I had a professor who said:

“It’s better to spend more time researching where to learn from, than actually learning from one source.”

And this is gold.

Let’s say that you have found a great book or a great video course that everyone is loving. You think that you will love it too, every word that you read/hear in the book/course you will understand, and after you finish it, you will become a master of the things you will learn (at least, I thought like that).

And maybe you will, but probably you won’t. Most (or let’s say, some) of the things you won’t understand, and it’s natural. You will try to read/watch again and again, but it’s not getting any clearer.

My advice is, try to find a great book/course, and start learning from, but use it more as a reference than learning source.

I am not suggesting to only go through the content. Try to understand the concept, but also research it (on Google). Look for more resources, more explanation, more examples. When you will understand the concept, save the source that helped you the most (bookmark the page), and search for examples that you can solve.

This way, it is easier to learn, because you are combining the explanations of different sources, and you are sticking with the most simple explanation that is working for you. Also, research is more interesting than reading\listening the same thing all over again.

Understand the base (minimum) necessary logic rather than implementation

This is important for a few reasons:

  • First, if you understand the logic, it will be easier to learn the implementation
  • Second, the implementation may change, but the base necessary logic won’t

At the very beginning, it will be difficult to differentiate between logic and implementation, and maybe you should try to learn and remember everything, but later try to understand and study just the minimum necessary required things.

I still google some basic things. But because I know what I have to do, I exactly know what to search for (only the implementation/syntax).

With this approach, you will spend your time wisely, and you will be able to learn more important things.

To learn your first programming language is very hard, but that’s because you have to learn programming concepts (the logic). After you learn that, you can learn any language (the implementation) you want, in a matter of weeks.

Code, code, code…

Learning programming is like learning how to drive, except it’s safer (at least, physically). You can read, you can learn, but when you sit down and start to drive, you’ll realize that you haven’t learned anything.
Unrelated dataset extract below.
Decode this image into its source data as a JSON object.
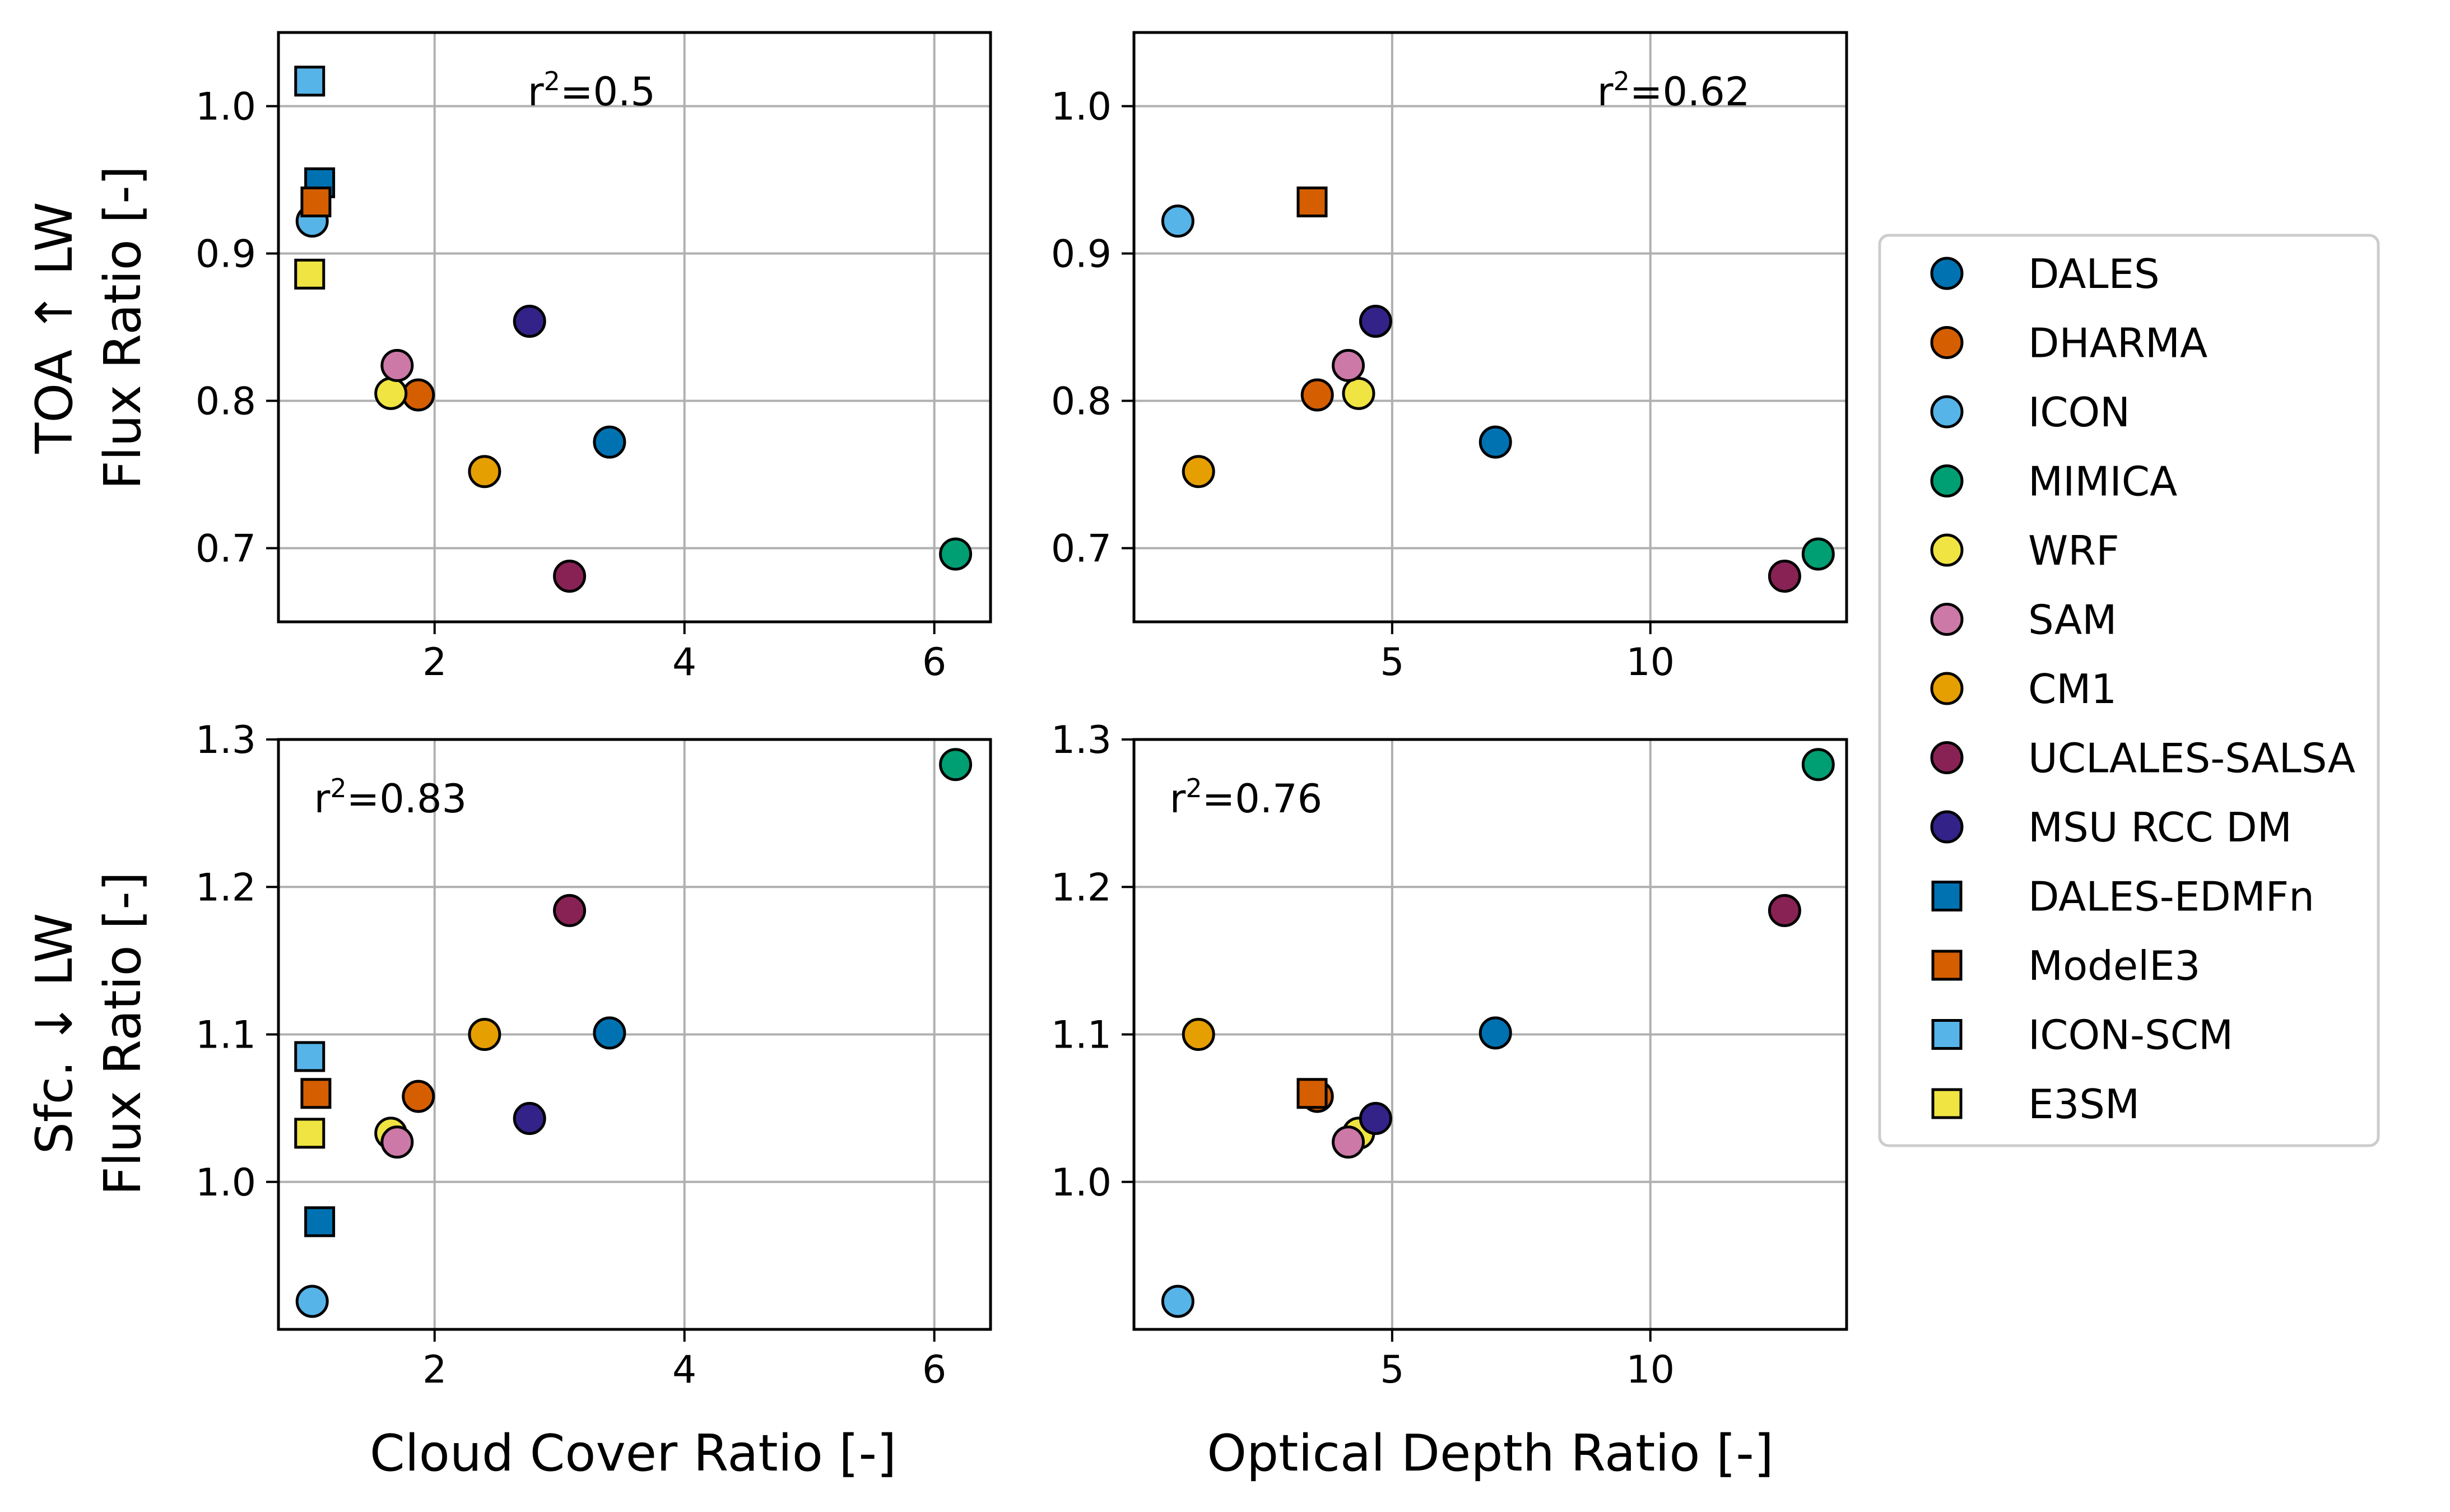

That’s why you should focus on coding. When you study something, try to learn the minimum, so you can start to code, and then code as you learn. There is a great answer on Quora, that mentions 3 rules that you should follow when coding.

  • Write at least one line of code per day
  • First, write code, then refactor
  • No distractions when coding

Here, you can check the answer, that has reasoning for these rules. Maybe you can forget the second rule, but the other 2 are very important.

Attitude

I had to mention attitude. It is a hard path, especially at the beginning, so the right attitude is required. Hard work, believing in yourself, learning to say YES to everything is needed. More precisely, you say NO only when you are 100% sure that it isn’t possible to do. In any other case, you say YES, and you investigate, you try different approaches, you ask for help if it is necessary, you do everything you can. A time will come when you will need to learn to say NO, but first, you have to learn to say YES.

Rest

Of course, don’t forget to rest. You have to rest from the hard work you have done. Most of the stupid things I have done were when I was too tired. When you are tired, you don’t think rationally. You just want to finish your task, no matter. That’s when the biggest mistakes come. You won’t learn anything, you won’t do anything well, you are just wasting your time and nerves.